Pozisyonel Vertigoda Tedavi

Pozisyonel vertigo temelde mekanik bir hastalıktır. Vestibülden (odacıklardan) kopan kalsiyum karbonat kristallerinin yarım ay kanalları içerisine girmesine bağlı olarak baş hareketi ile birlikte kısa süreli şiddetli baş dönmesi yaşanmasına neden olmaktadır. Hastalığın temelinde bu mekanik olayın olması nedeni ile tedavide yine mekanik yöntemlerden faydalanılmaktadır.

Kalsiyum karbonat kristallerinin yeniden vestibül içerisine düşürülmesi ve hastalığın tedavisi için çeşitli manevralar kullanılmaktadır. Hastalıkta hangi yarım ay kanalınının etkilendiğine göre uygulanacak manevra yöntemleri farklıdır (Resim 4). (Eppley manevrası, Semont manevrası, Gufoni maverası vs.)

Manevra yöntemleri sonrasında hastalık ile ilişkili şikayetler ortadan kalkmaktadır. Hastalığın tekrar etme sıklığı ilk yıl için %10, ilk 5 yıl için ise %30-40 civarındadır.

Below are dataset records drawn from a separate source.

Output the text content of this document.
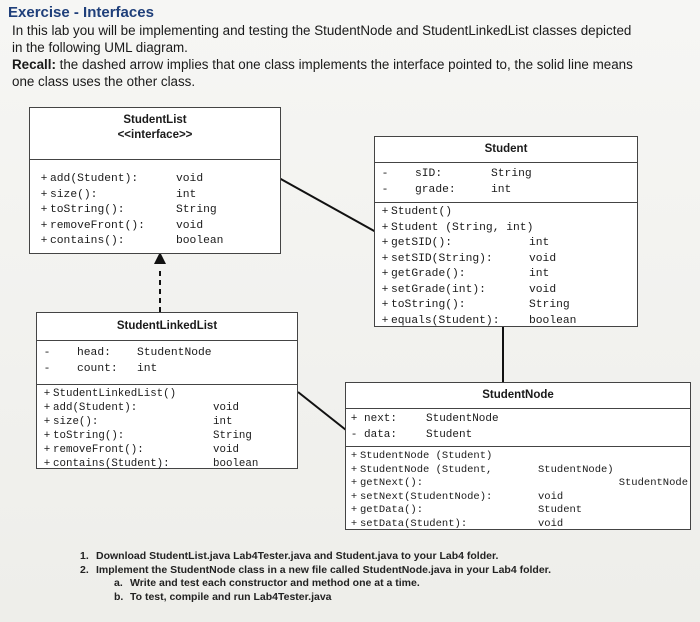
Exercise - Interfaces

In this lab you will be implementing and testing the StudentNode and StudentLinkedList classes depicted

in the following UML diagram.

Recall: the dashed arrow implies that one class implements the interface pointed to, the solid line means

one class uses the other class.

StudentList
<<interface>>
+ add(Student):	void
+ size():	int
+ toString():	String
+ removeFront():	void
+ contains():	boolean
Student
-	sID:	String
-	grade:	int
+ Student()
+ Student (String, int)
+ getSID():	int
+ setSID(String):	void
+ getGrade():	int
+ setGrade(int):	void
+ toString():	String
+ equals(Student):	boolean
StudentLinkedList
-	head:	StudentNode
-	count:	int
+ StudentLinkedList()
+ add(Student):	void
+ size():	int
+ toString():	String
+ removeFront():	void
+ contains(Student):	boolean
StudentNode
+ next:	StudentNode
- data:	Student
+ StudentNode (Student)
+ StudentNode (Student,	StudentNode)
+ getNext():	StudentNode
+ setNext(StudentNode):	void
+ getData():	Student
+ setData(Student):	void
1. Download StudentList.java Lab4Tester.java and Student.java to your Lab4 folder.
2. Implement the StudentNode class in a new file called StudentNode.java in your Lab4 folder.
a. Write and test each constructor and method one at a time.
b. To test, compile and run Lab4Tester.java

Hastalığa sebep olan kalsiyum kristallerinin manevralar sonrası vestibül içerisine düşürülmesine rağmen hastada vertigo gibi şiddetli olmasa bile hayatı kısmen kısıtlayan algısal denge bozukluğu (Post Positional Perceptual Dizziness- PPPD) hali devam etmektedir. Algısal denge bozukluğu kişiden kişiye değişmekle beraber günlerden aylara kadar devam edebilmektedir. Pozisyonel vertigo tedavi manevraları ile tedavi edilirken algısal denge bozukluğu yönetiminde medikal yöntemlerden (ilaç tedavileri) faydalanılmaktadır.

Zamanında yapılmayan tedavi manevraları veya yetersiz yapılan algısal denge bozukluğu tedavisi uzun dönemde beklenti anksiyetesinden depresyona kadar pek çok psikiyatrik bozukluğun oluşmasına neden olmaktadır. Organik bir hastalık olarak başlayan pozisyonel vertigo tedavideki gecikmeye bağlı olarak sonrasında psikiyatrik bir hastalık olarak devam etmektedir. Beklenti anksiyetesi olarak devam eden pozisyonel vertigoda erken tanı ve tedavi çok önemlidir.